On Halloween then, here are some tips to thrill your audience in your writing.
Be An Attention Engineer
At the excellent Killer Women Festival run by London female crime writers, Erin Kelly took us through how to create suspense, emphasizing the importance of sensing what questions your readers will be asking. Whatever you’re writing these three questions matter:
- What has happened before?
- What is happening now?
- What will happen next?
You may not be addressing these three questions directly in your work, but you need to have answered them in your head. And when questions are answered for your audience, then new questions need to be posed. Getting to the key questions is the cruncher.
Like this example from a book review in the Atlantic magazine:
Play With Your Readers
Misdirect them, puzzle them and surprise them. If you love Gone Girl and The Girl On The Train you’ll know that at least the first half of these thrilling novels are misdirects. We think someone’s done something heinous, but we’re not quite sure… I’m currently reading Tammy Cohen’s excellent When She Was Bad, about half-way through, and a character has drunk some coffee which has a violent effect on his innards, which he believes is down to deliberate contamination… If so who’s done it, I wonder, and why?

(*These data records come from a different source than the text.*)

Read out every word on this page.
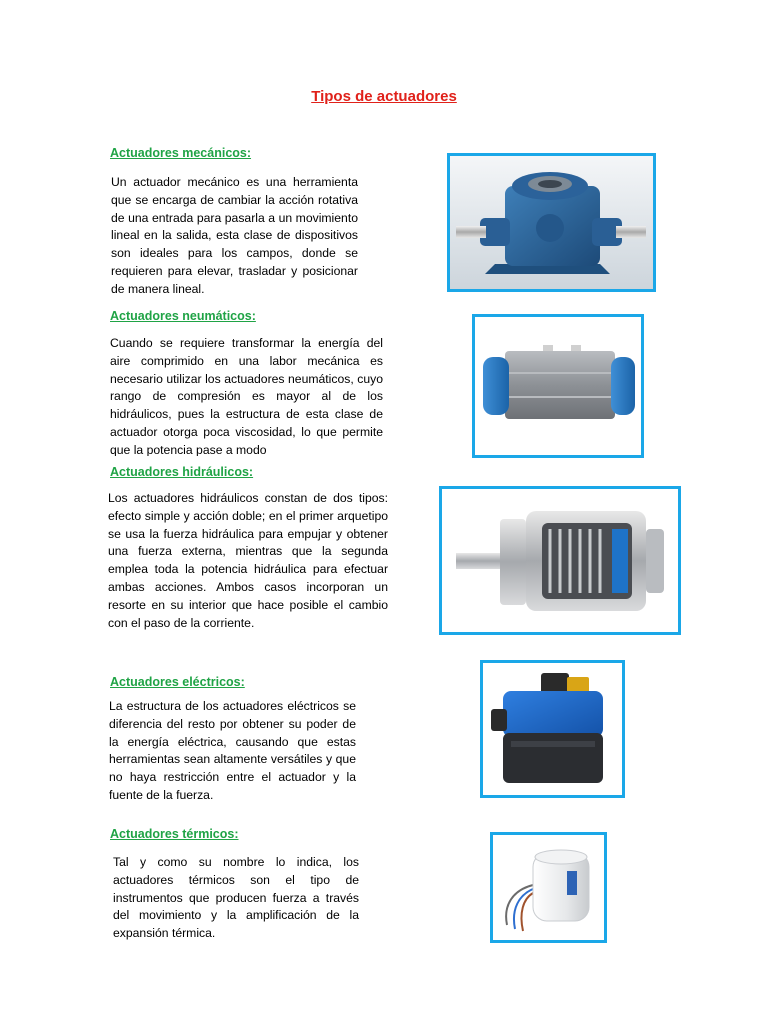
Tipos de actuadores
Actuadores mecánicos:
Un actuador mecánico es una herramienta que se encarga de cambiar la acción rotativa de una entrada para pasarla a un movimiento lineal en la salida, esta clase de dispositivos son ideales para los campos, donde se requieren para elevar, trasladar y posicionar de manera lineal.
Actuadores neumáticos:
Cuando se requiere transformar la energía del aire comprimido en una labor mecánica es necesario utilizar los actuadores neumáticos, cuyo rango de compresión es mayor al de los hidráulicos, pues la estructura de esta clase de actuador otorga poca viscosidad, lo que permite que la potencia pase a modo
Actuadores hidráulicos:
Los actuadores hidráulicos constan de dos tipos: efecto simple y acción doble; en el primer arquetipo se usa la fuerza hidráulica para empujar y obtener una fuerza externa, mientras que la segunda emplea toda la potencia hidráulica para efectuar ambas acciones. Ambos casos incorporan un resorte en su interior que hace posible el cambio con el paso de la corriente.
Actuadores eléctricos:
La estructura de los actuadores eléctricos se diferencia del resto por obtener su poder de la energía eléctrica, causando que estas herramientas sean altamente versátiles y que no haya restricción entre el actuador y la fuente de la fuerza.
Actuadores térmicos:
Tal y como su nombre lo indica, los actuadores térmicos son el tipo de instrumentos que producen fuerza a través del movimiento y la amplificación de la expansión térmica.
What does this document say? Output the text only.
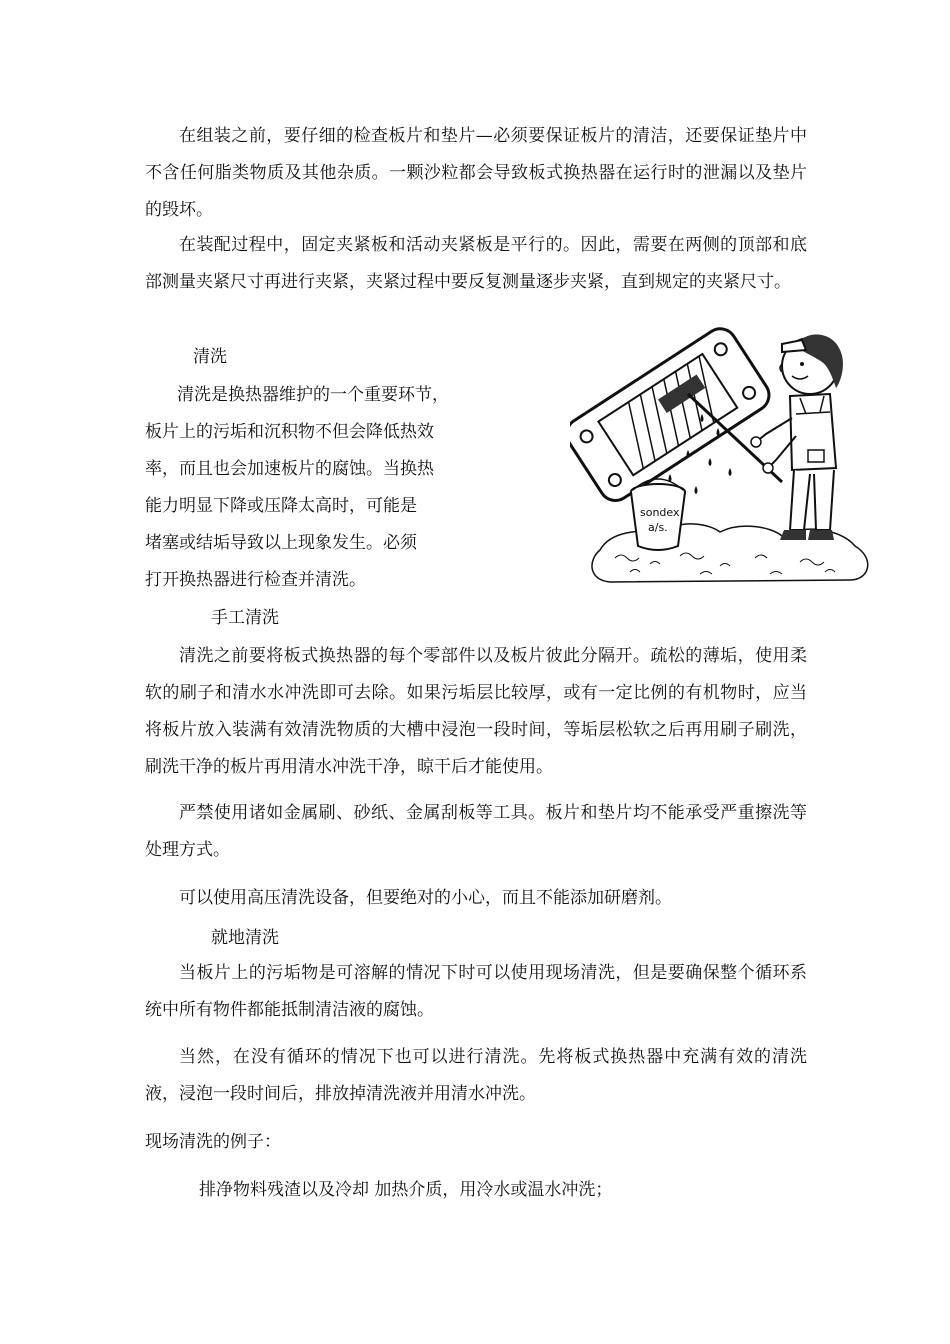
在组装之前，要仔细的检查板片和垫片—必须要保证板片的清洁，还要保证垫片中不含任何脂类物质及其他杂质。一颗沙粒都会导致板式换热器在运行时的泄漏以及垫片的毁坏。

在装配过程中，固定夹紧板和活动夹紧板是平行的。因此，需要在两侧的顶部和底部测量夹紧尺寸再进行夹紧，夹紧过程中要反复测量逐步夹紧，直到规定的夹紧尺寸。

清洗

清洗是换热器维护的一个重要环节，

板片上的污垢和沉积物不但会降低热效

率，而且也会加速板片的腐蚀。当换热

能力明显下降或压降太高时，可能是

堵塞或结垢导致以上现象发生。必须

打开换热器进行检查并清洗。

sondex
a/s.

手工清洗

清洗之前要将板式换热器的每个零部件以及板片彼此分隔开。疏松的薄垢，使用柔软的刷子和清水水冲洗即可去除。如果污垢层比较厚，或有一定比例的有机物时，应当将板片放入装满有效清洗物质的大槽中浸泡一段时间，等垢层松软之后再用刷子刷洗，刷洗干净的板片再用清水冲洗干净，晾干后才能使用。

严禁使用诸如金属刷、砂纸、金属刮板等工具。板片和垫片均不能承受严重擦洗等处理方式。

可以使用高压清洗设备，但要绝对的小心，而且不能添加研磨剂。

就地清洗

当板片上的污垢物是可溶解的情况下时可以使用现场清洗，但是要确保整个循环系统中所有物件都能抵制清洁液的腐蚀。

当然，在没有循环的情况下也可以进行清洗。先将板式换热器中充满有效的清洗液，浸泡一段时间后，排放掉清洗液并用清水冲洗。

现场清洗的例子：

排净物料残渣以及冷却 加热介质，用冷水或温水冲洗；
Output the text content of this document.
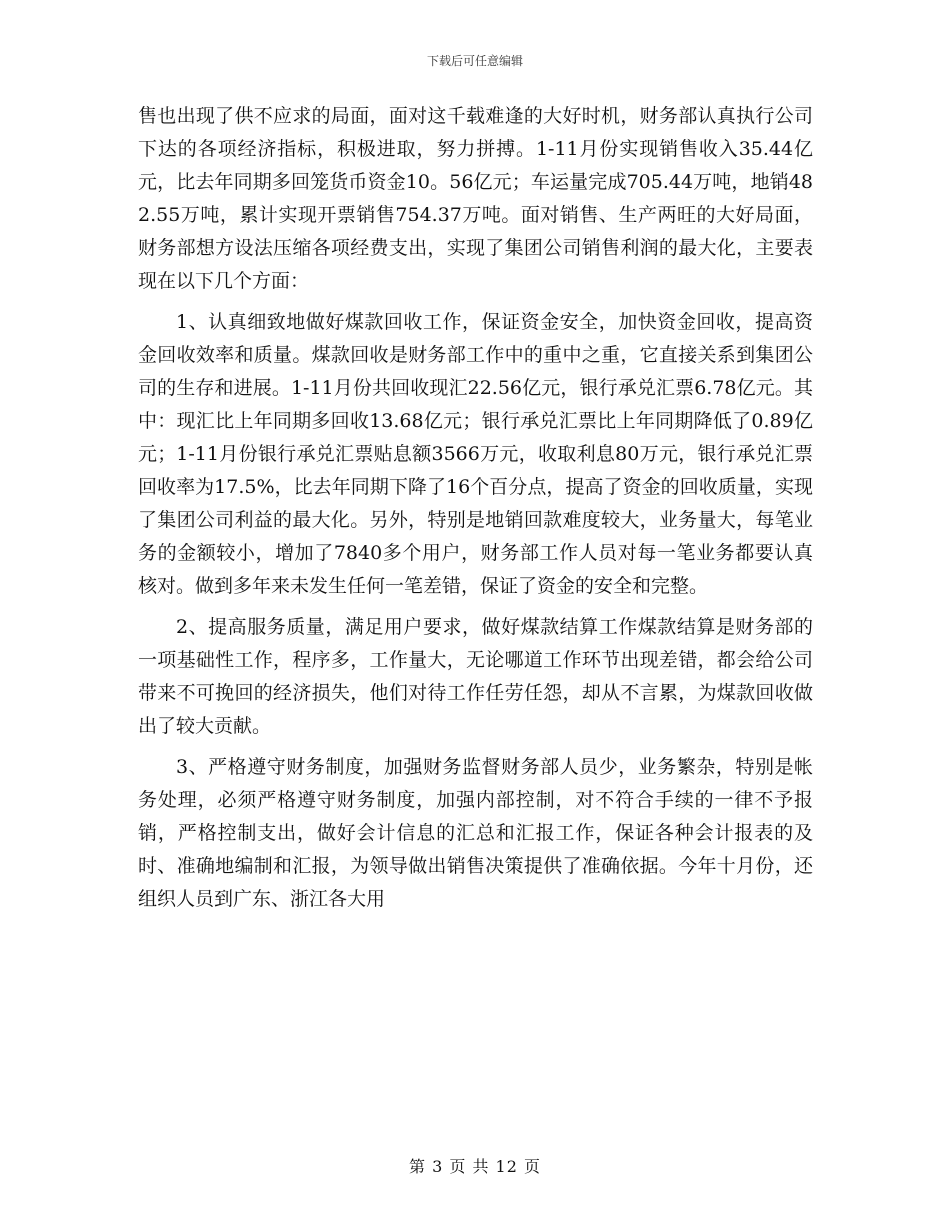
下载后可任意编辑

售也出现了供不应求的局面，面对这千载难逢的大好时机，财务部认真执行公司下达的各项经济指标，积极进取，努力拼搏。1-11月份实现销售收入35.44亿元，比去年同期多回笼货币资金10。56亿元；车运量完成705.44万吨，地销482.55万吨，累计实现开票销售754.37万吨。面对销售、生产两旺的大好局面，财务部想方设法压缩各项经费支出，实现了集团公司销售利润的最大化，主要表现在以下几个方面：

1、认真细致地做好煤款回收工作，保证资金安全，加快资金回收，提高资金回收效率和质量。煤款回收是财务部工作中的重中之重，它直接关系到集团公司的生存和进展。1-11月份共回收现汇22.56亿元，银行承兑汇票6.78亿元。其中：现汇比上年同期多回收13.68亿元；银行承兑汇票比上年同期降低了0.89亿元；1-11月份银行承兑汇票贴息额3566万元，收取利息80万元，银行承兑汇票回收率为17.5%，比去年同期下降了16个百分点，提高了资金的回收质量，实现了集团公司利益的最大化。另外，特别是地销回款难度较大，业务量大，每笔业务的金额较小，增加了7840多个用户，财务部工作人员对每一笔业务都要认真核对。做到多年来未发生任何一笔差错，保证了资金的安全和完整。

2、提高服务质量，满足用户要求，做好煤款结算工作煤款结算是财务部的一项基础性工作，程序多，工作量大，无论哪道工作环节出现差错，都会给公司带来不可挽回的经济损失，他们对待工作任劳任怨，却从不言累，为煤款回收做出了较大贡献。

3、严格遵守财务制度，加强财务监督财务部人员少，业务繁杂，特别是帐务处理，必须严格遵守财务制度，加强内部控制，对不符合手续的一律不予报销，严格控制支出，做好会计信息的汇总和汇报工作，保证各种会计报表的及时、准确地编制和汇报，为领导做出销售决策提供了准确依据。今年十月份，还组织人员到广东、浙江各大用

第 3 页 共 12 页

If your writing in any form has what’ s known as a ‘baggy middle’ can you give it that shot of poisoned caffeine?
Create Sufficient Threat
Whatever you’re writing too, there must be sufficient threat to a featured character, for it to matter. Or indeed to ourselves, the readers.
So if a business is threatened by change for instance, you need to show just how much they value what is under threat. Sometimes a gripping headline is all your writing needs to convey sufficient threat:
In business writing, personalized case histories can help illustrate threat, as shown by Abbi Whitaker on Forbes.com:
This threat can be delivered with shocking suddenness as fear supremo, Stephen King describes here: “No waking or dreaming in this terminal, but only the voice of the writer, low and rational, talking about the way the good fabric of things sometimes has a way of unraveling with shocking suddenness. He’s telling you that you do want to see the car accident, and yes, he’s right—you do. There’s a dead voice on the phone…something behind the walls of the old house that sounds bigger than a rat…movement at the foot of the cellar stairs. He wants you to see all of those things, and more.”
What do you want your readers to see this Halloween?